Gold Fields lowered its annual gold production forecast after bad weather impacted the ramp-up at its new Salares Norte mine in Chile, sending its shares down 8%. The miner lowered its calendar 2024 gold output forecast to 2.2–2.3 million ounces from 2.33-2.43 million.
A mine worker takes a break underground as South Africa's Gold Fields bets on solar to cut costs and carbon, at Gold Fields' South Deep mine, south-west of Johannesburg. Source: Reuters/Siphiwe Sibeko
This was mainly due to lower expected output from Salares Norte, which is now seen at 90,000-180,000 ounces versus a previous forecast of 220,000-240,000 ounces.
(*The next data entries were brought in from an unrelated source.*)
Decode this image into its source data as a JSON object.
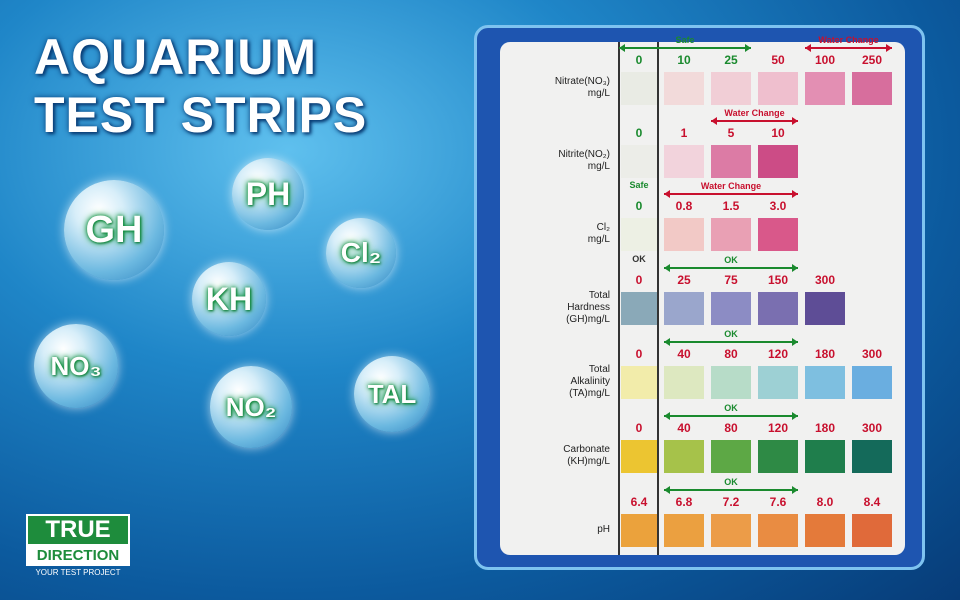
{
  "title": [
    "AQUARIUM",
    "TEST STRIPS"
  ],
  "bubbles": [
    "GH",
    "PH",
    "Cl₂",
    "KH",
    "NO₃",
    "NO₂",
    "TAL"
  ],
  "logo": {
    "line1": "TRUE",
    "line2": "DIRECTION",
    "tagline": "YOUR TEST PROJECT"
  },
  "chart": {
    "rows": [
      {
        "label": [
          "Nitrate(NO₃)",
          "mg/L"
        ],
        "values": [
          "0",
          "10",
          "25",
          "50",
          "100",
          "250"
        ],
        "colors": [
          "#e9ebe4",
          "#f2dada",
          "#f1ced6",
          "#efbfce",
          "#e38fb3",
          "#d76e9d"
        ],
        "notes": [
          "Safe",
          "Water Change"
        ]
      },
      {
        "label": [
          "Nitrite(NO₂)",
          "mg/L"
        ],
        "values": [
          "0",
          "1",
          "5",
          "10"
        ],
        "colors": [
          "#ecede8",
          "#f2d3dc",
          "#dc7ba5",
          "#cc4c86"
        ],
        "notes": [
          "Water Change"
        ]
      },
      {
        "label": [
          "Cl₂",
          "mg/L"
        ],
        "values": [
          "0",
          "0.8",
          "1.5",
          "3.0"
        ],
        "colors": [
          "#edf0e4",
          "#f2c9c6",
          "#e9a0b4",
          "#d9588a"
        ],
        "notes": [
          "Safe",
          "Water Change",
          "OK"
        ]
      },
      {
        "label": [
          "Total",
          "Hardness",
          "(GH)mg/L"
        ],
        "values": [
          "0",
          "25",
          "75",
          "150",
          "300"
        ],
        "colors": [
          "#8aa9b8",
          "#9aa6cc",
          "#8c8cc4",
          "#7a6fb0",
          "#5e4d96"
        ],
        "notes": [
          "OK"
        ]
      },
      {
        "label": [
          "Total",
          "Alkalinity",
          "(TA)mg/L"
        ],
        "values": [
          "0",
          "40",
          "80",
          "120",
          "180",
          "300"
        ],
        "colors": [
          "#f2ecaa",
          "#dde8c0",
          "#b7dcc8",
          "#9dd0d4",
          "#7ebfe0",
          "#6aaee0"
        ],
        "notes": [
          "OK"
        ]
      },
      {
        "label": [
          "Carbonate",
          "(KH)mg/L"
        ],
        "values": [
          "0",
          "40",
          "80",
          "120",
          "180",
          "300"
        ],
        "colors": [
          "#ecc531",
          "#a6c24a",
          "#5da845",
          "#2e8a45",
          "#1f7e4c",
          "#146a5a"
        ],
        "notes": [
          "OK"
        ]
      },
      {
        "label": [
          "pH"
        ],
        "values": [
          "6.4",
          "6.8",
          "7.2",
          "7.6",
          "8.0",
          "8.4"
        ],
        "colors": [
          "#eba23c",
          "#eba040",
          "#ec9c48",
          "#e98c42",
          "#e47a3a",
          "#e06a3a"
        ],
        "notes": [
          "OK"
        ]
      }
    ]
  }
}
Lower output from Salares Norte is caused by the early onset and extended duration of winter conditions during the commissioning and ramp-up phase, Gold Fields said in a statement.
"These weather events resulted in the freezing of material in the piping of the process plant causing temporary shutdown of the plant," Gold Fields said.
As a result of its lower output forecast, Gold Fields' all-in sustaining costs are expected to be $1,470 to $1,530 per ounce versus its previous guidance of $1,410-$1,460.
The $1.2bn Salares Norte mine delivered its first gold on 28 March after suffering several delays due to COVID-19 and bad weather.
Salares Norte is situated in Chile's Atacama region at high altitude in an area where winters can be extremely cold.
Gold Fields appointed Mike Fraser as CEO from January to lead the Johannesburg-based company's expansion in the Americas where it is investing in new mines in Chile and Canada.